Razing Arizona27 Jul 2010
Be careful what you wish for, the saying goes; you just might get it. This old saw is especially germane to Arizona’s S.B. 1070, the ill-starred attempt to regulate immigration on the state level, notwithstanding the federal government’s exclusive jurisdiction over such matters. Arizonans who hoped S.B. 1070 would clear their state of illegal immigrants may get some of what they wished for – along with unintended consequences they may not have reckoned with. According to the Los Angeles Times, many Latino immigrants are not sticking around to see what happens when Arizona implements its law against illegal immigrants on July 29th, assuming the courts do not prevent the law from taking effect. Many appear to be leaving the state, and it remains to be seen when – even whether – they will return. (See Fleeing Phoenix Out of Fear of Immigration Law, by Nicholas Riccardi, Los Angeles Times, 22.Jul.2010.) One can’t help but wonder just how much of the tax base will go with them.
In some immigrant neighborhoods, business is poised to fall off a cliff.
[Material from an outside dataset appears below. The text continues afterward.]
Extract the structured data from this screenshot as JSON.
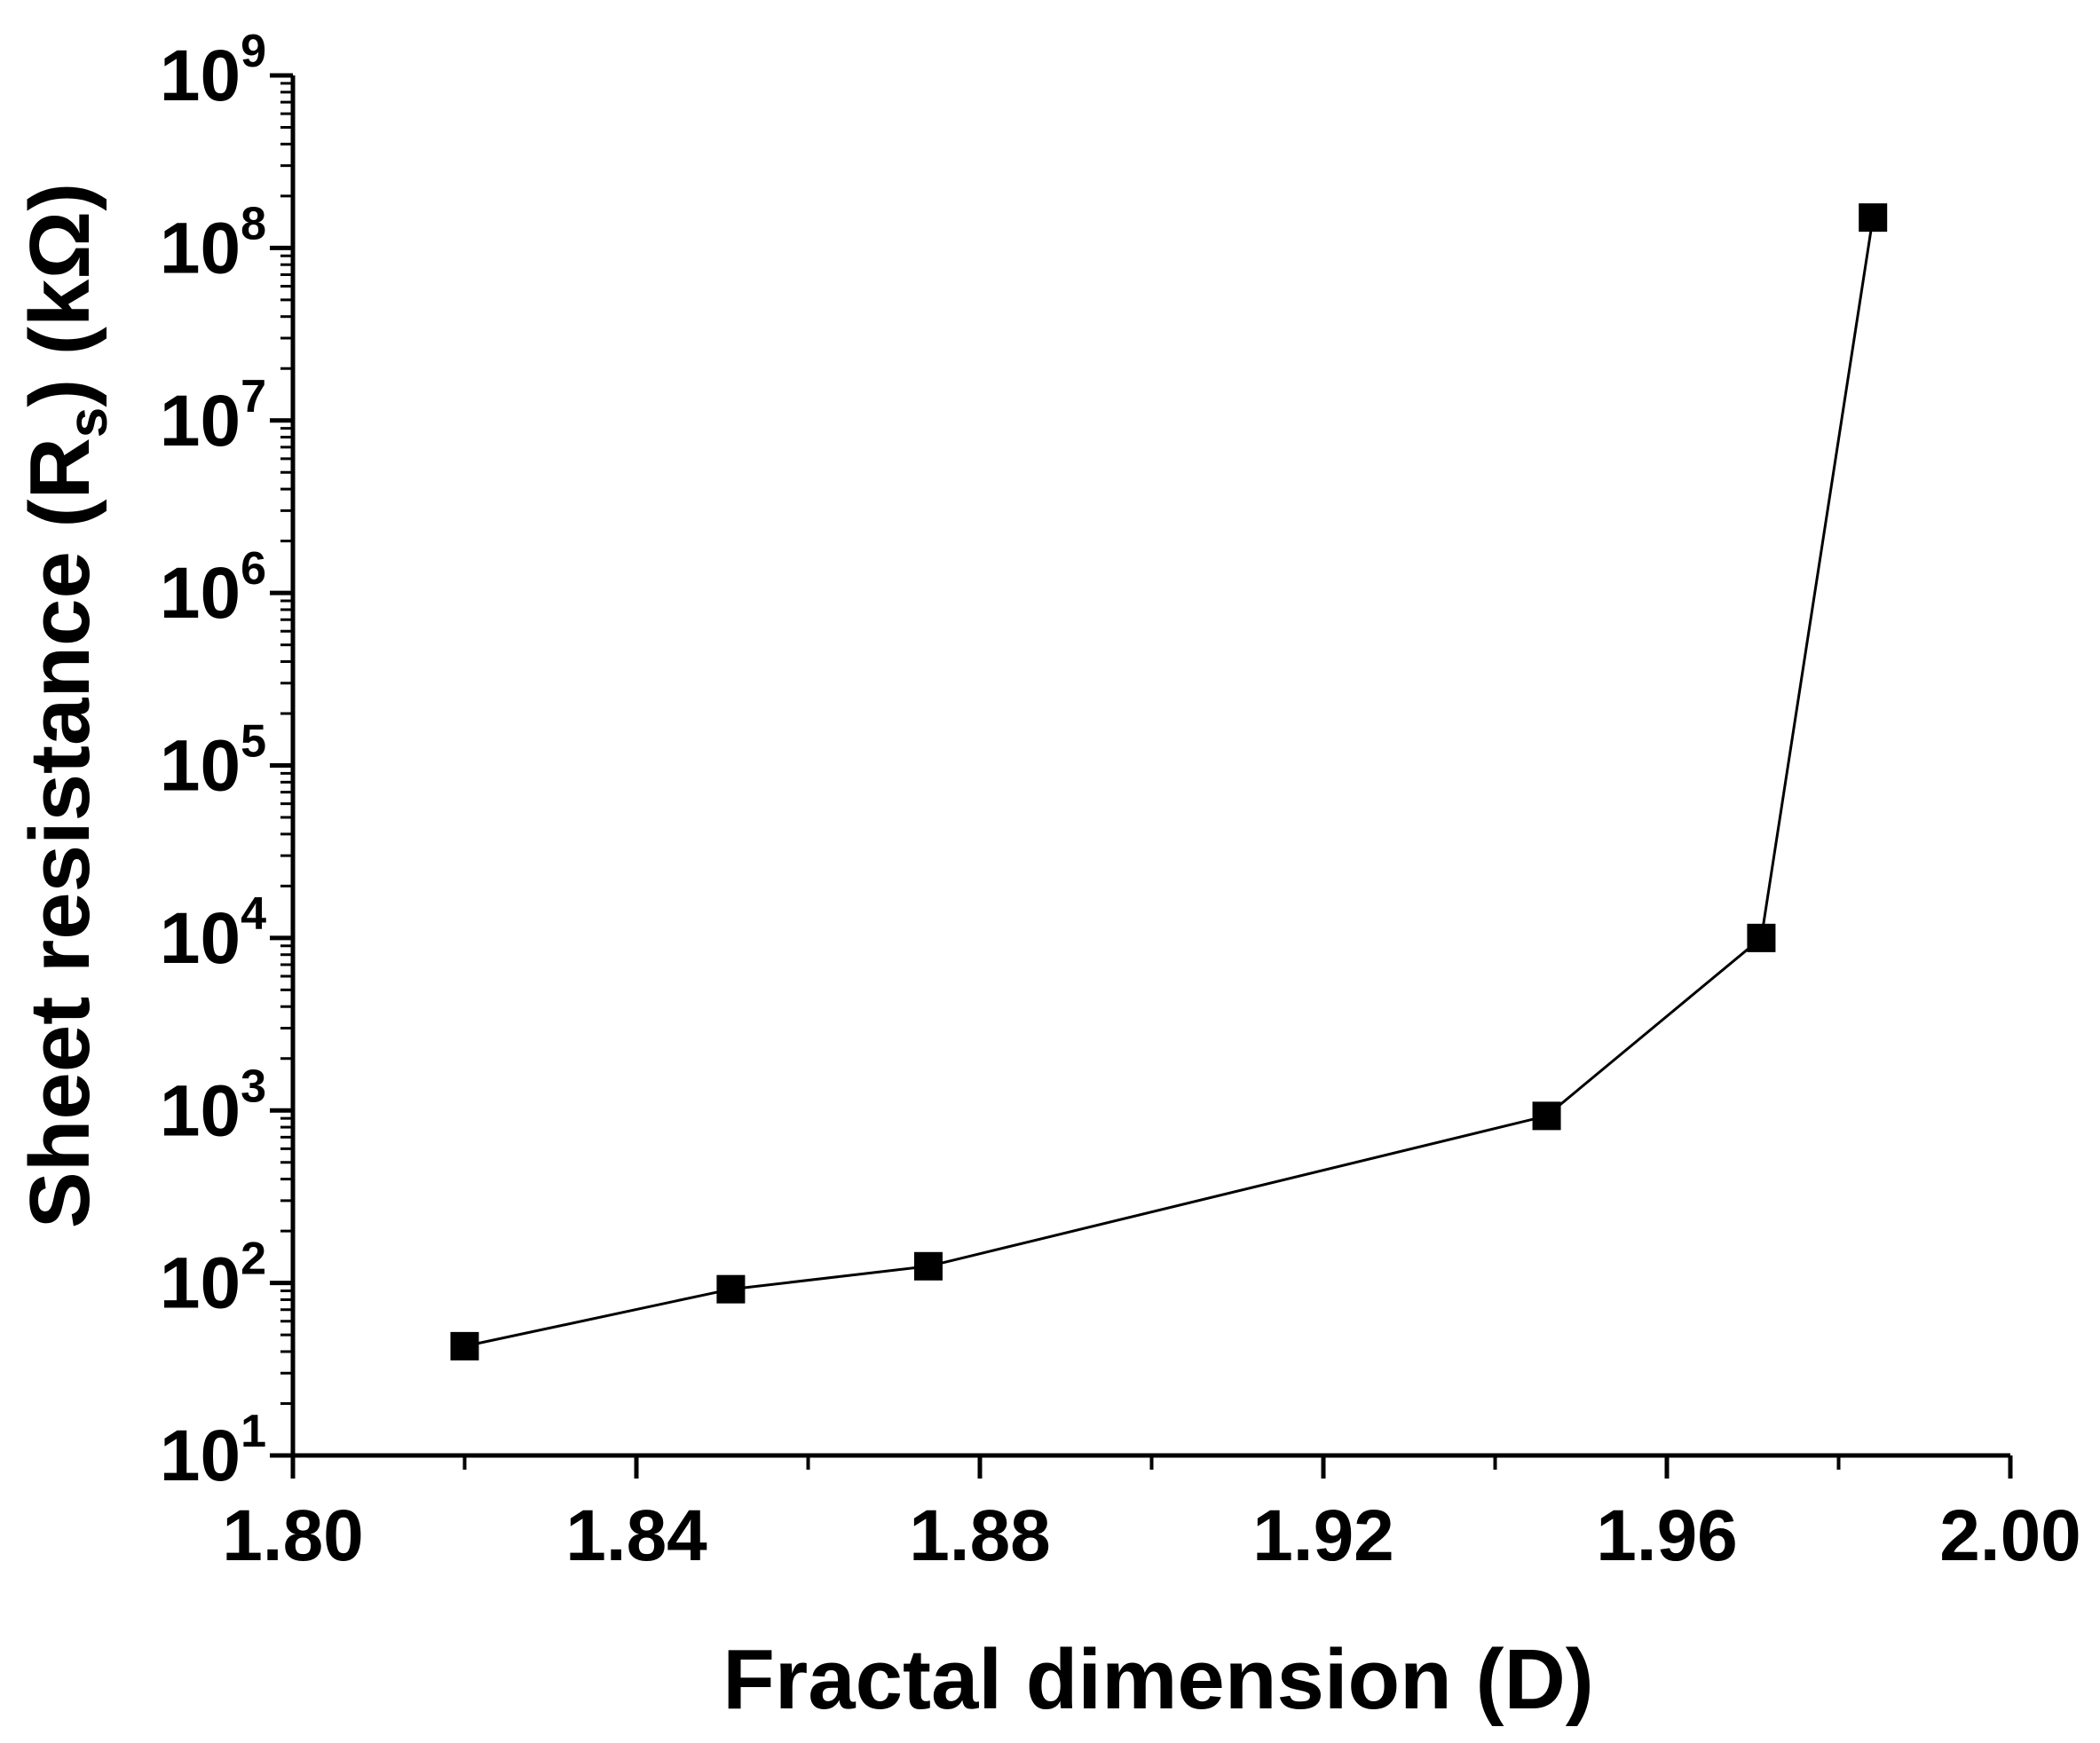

As the LA Times reports, S.B. 1070 may be the final push over the brink for businesses already struggling in the slow and uneven economic recovery: “For the last 20 years, Arizona has been one of the fastest-growing states in the nation. It depends on an expanding population to power its economy, which relies heavily on the construction of new houses.” If the low-paid immigrant workforce packs up and leaves Arizona, the construction industry is unlikely to feel the pinch, at least for now; but what happens when the recovery gains momentum, and what happens even before that, when large numbers of taxpaying Latino consumers leave the state and take their labor – and their paychecks – elsewhere?
This is no idle concern. Judith Gans of the University of Arizona’s Udall Center for Studies in Public Policy told the LA Times that, on balance, immigrants still help the economy, even in those cases where a family uses more government services than they pay in taxes. “In a 2008 study, [Gans] found that Arizona immigrants contributed $29 billion annually to the state economy, representing about 8% of its activity.” The LA Times noted further that, “When immigrants leave, Gans said, ‘stores experience dramatic drops in sales. Apartment owners who rent to immigrants have high vacancy rates and risk losing their buildings. Legal workers or renters or consumers don’t generally step in quickly enough to prevent these businesses from experiencing real additional hardship.'”
At worst, S.B. 1070 is self-destructive; at best, it is counterproductive to Arizona’s economic recovery. Aside from all the bad publicity S.B. 1070 brings with it – no small factor in a state that depends so heavily on tourist revenues and goodwill – the economic collateral damage will be substantial if Latinos, whether legal or illegal immigrants or American-born, take the hint that they are unwelcome and move to other states.
Clearly, something other than economic rationality is driving this. What is it? Some signs point to racism and xenophobia, possibly rooted in long-term demographic changes. (See Neo-Nazi Groups Take Up Arms in Arizona to Combat Illegal Immigration, by Joe Tacopino, NY Daily News, 18.Jul.2010, and Hating Hispanics: Has Arizona Ignited Firestorm After Decade of Simmering Tension, by Sarah Netter, ABC News, 19.Jul.2010.) A recent article on Politico.com, though, posits another reason: that controversy over immigration makes good box office for politicians on both sides of the aisle, to the point that neither side has an incentive to actually resolve our immigration problems. (See Pols Profit from Immigration Impasse, by Scott Wong, Politico.com, 26.Jul.2010.) There is some truth in this; had Congress enacted meaningful immigration reform, proponents of S.B. 1070 would not have been able to mask the ugly motivations behind their legislation with claims that federal inaction required this particularly odious form of state action. Still, the blame for this legislative tornado must rest, if anywhere, with the governor and state legislature in Arizona.
For Arizona’s sake – and for that of the country – let us hope that S.B. 1070 gets stopped in its tracks at the courthouse door, before it ever has a chance to take effect. Let us hope that in the future, serious problems – in our immigration system or elsewhere – will be met with serious-minded and constructive legislative solutions, not scape-goating, fear-mongering, and the politics of division.